To complete a kettlebell workout you are required to lift and swing the cannonball-shaped weight in a series of movements that may put abnormal stress on your body. During a workout pressure is put on the spine and joints in a similar fashion to those forces exerted on the body when lifting free weights. However, the odd shape of the implement in addition to its gripping surface makes the dangers associated with kettlebells higher than those of free weights.
One injury that occurs frequently as a result of over arching the back during overhead kettlebell lifts is hyperlordosis or a pinching and compression of the lower spine explains Dr. Jolie Bookspan. Other injuries such as impingement syndrome or a squeezing of the shoulder bursa, hyperextensions, and dislocations may cause you shoulder pain. Some kettlebell users may also experience tears to the skin of their hands caused by friction generated doing lifts. Contusions as well as pain in the wrist may occur from movements associated with a kettlebell workout.
The entire human skeletal system is held in place by a network of muscles and nerves. Activities such as sitting, standing or exercising with an incorrect posture for long periods of time can cause muscle strain. Muscle strain may lead to frequent neck and or back pain, and is typically a byproduct of the type of excessive exercising which you may encounter during a kettlebell workout. The resulting pain can spread over the body by traveling through your nerves.

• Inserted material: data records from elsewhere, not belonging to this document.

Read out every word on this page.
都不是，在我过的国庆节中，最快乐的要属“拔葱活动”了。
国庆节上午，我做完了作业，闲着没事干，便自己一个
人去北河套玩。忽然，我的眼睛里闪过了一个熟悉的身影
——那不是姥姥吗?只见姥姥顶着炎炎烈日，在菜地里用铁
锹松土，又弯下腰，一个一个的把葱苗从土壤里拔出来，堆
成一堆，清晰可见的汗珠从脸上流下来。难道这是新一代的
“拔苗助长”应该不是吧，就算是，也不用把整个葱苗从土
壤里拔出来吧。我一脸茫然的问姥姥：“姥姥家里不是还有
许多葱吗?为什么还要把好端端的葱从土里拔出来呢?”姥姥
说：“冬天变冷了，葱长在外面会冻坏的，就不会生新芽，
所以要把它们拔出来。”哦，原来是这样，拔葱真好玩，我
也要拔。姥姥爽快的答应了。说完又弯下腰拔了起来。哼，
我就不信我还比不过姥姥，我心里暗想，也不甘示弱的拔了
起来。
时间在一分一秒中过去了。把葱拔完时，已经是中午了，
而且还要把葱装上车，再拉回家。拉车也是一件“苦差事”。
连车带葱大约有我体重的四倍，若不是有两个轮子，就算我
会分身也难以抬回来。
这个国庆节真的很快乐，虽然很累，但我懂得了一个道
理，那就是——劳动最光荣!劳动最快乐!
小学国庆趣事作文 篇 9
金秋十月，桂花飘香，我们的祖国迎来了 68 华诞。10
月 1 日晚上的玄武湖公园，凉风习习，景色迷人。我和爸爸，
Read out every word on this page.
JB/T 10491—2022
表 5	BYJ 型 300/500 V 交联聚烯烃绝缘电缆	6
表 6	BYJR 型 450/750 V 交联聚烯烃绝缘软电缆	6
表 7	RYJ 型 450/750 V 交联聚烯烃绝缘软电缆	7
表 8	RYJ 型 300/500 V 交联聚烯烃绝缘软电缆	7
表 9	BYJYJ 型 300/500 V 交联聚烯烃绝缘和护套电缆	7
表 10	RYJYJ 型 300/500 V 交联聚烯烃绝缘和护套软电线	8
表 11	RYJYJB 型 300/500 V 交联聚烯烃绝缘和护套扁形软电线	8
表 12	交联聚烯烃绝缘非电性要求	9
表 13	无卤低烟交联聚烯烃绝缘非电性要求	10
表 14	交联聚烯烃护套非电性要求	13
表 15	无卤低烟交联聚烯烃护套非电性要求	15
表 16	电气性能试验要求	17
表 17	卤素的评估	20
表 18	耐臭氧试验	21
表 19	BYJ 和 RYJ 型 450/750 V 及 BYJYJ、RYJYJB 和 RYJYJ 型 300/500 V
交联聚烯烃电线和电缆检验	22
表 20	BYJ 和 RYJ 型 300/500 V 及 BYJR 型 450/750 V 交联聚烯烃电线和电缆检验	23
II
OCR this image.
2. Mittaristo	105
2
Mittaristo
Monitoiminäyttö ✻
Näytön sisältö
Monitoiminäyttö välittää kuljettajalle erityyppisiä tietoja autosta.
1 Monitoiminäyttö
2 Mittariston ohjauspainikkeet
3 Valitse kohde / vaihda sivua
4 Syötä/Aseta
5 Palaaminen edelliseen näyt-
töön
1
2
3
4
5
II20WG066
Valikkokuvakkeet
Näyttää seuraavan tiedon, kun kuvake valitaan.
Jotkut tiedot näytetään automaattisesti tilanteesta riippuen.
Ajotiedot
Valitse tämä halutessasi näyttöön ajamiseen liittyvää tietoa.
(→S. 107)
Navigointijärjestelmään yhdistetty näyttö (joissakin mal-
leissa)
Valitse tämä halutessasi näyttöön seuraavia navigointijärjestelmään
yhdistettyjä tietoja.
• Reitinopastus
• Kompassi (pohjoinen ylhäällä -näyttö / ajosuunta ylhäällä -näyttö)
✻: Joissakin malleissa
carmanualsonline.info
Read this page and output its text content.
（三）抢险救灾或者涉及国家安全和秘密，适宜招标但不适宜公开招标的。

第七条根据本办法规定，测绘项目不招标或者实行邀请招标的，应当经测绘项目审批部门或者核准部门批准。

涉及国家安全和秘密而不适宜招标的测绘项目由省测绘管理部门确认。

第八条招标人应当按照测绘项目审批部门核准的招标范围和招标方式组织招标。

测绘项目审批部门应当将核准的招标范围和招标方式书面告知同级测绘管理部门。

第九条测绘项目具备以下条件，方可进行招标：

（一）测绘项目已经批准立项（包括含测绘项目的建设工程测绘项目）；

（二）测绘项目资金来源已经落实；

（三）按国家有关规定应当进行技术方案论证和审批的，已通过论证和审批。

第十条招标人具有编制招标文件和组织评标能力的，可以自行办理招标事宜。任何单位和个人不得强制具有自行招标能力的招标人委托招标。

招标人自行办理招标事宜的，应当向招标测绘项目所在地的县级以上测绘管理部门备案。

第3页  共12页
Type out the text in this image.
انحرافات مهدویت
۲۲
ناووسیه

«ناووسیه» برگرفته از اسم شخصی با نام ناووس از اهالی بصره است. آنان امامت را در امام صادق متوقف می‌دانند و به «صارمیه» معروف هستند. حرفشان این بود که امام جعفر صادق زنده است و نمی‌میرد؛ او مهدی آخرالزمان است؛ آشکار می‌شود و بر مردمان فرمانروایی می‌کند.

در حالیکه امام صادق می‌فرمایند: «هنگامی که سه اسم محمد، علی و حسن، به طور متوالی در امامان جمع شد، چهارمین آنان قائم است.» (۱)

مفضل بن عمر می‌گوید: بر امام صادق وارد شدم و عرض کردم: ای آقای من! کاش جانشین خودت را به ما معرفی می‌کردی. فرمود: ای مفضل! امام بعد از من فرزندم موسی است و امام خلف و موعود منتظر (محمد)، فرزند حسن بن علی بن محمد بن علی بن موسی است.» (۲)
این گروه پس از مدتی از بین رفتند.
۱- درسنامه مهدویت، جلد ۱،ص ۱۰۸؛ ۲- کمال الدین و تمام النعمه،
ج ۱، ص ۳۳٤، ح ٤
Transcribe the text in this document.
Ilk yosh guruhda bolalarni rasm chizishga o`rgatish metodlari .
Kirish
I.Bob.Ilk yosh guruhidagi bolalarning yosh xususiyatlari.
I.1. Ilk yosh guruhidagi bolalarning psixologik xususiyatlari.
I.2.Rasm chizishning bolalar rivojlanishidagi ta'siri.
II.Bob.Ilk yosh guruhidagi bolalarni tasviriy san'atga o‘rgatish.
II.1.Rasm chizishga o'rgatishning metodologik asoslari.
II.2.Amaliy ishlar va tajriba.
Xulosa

Most injuries associated with kettlebells are caused by improper lifting techniques. Properly distancing your feet before attempting a lift and using a neutral spine position can help you avoid the pain that can be induced when lifting a kettlebell with poor form. A neutral position can be achieved by lowering your hips in relation your spine; the movement should be a smooth and natural. This posture does not require you to tighten or clench any muscles and is essentially a voluntary use of your muscles.
If you are improperly informed about kettlebell lifting techniques you may be injured. Seek reputable sources of information before attempting a kettlebell workout. Should you begin to feel pain during a workout stop exercising and seek medical advice. Before beginning any new workout regimen,consult a medical professional.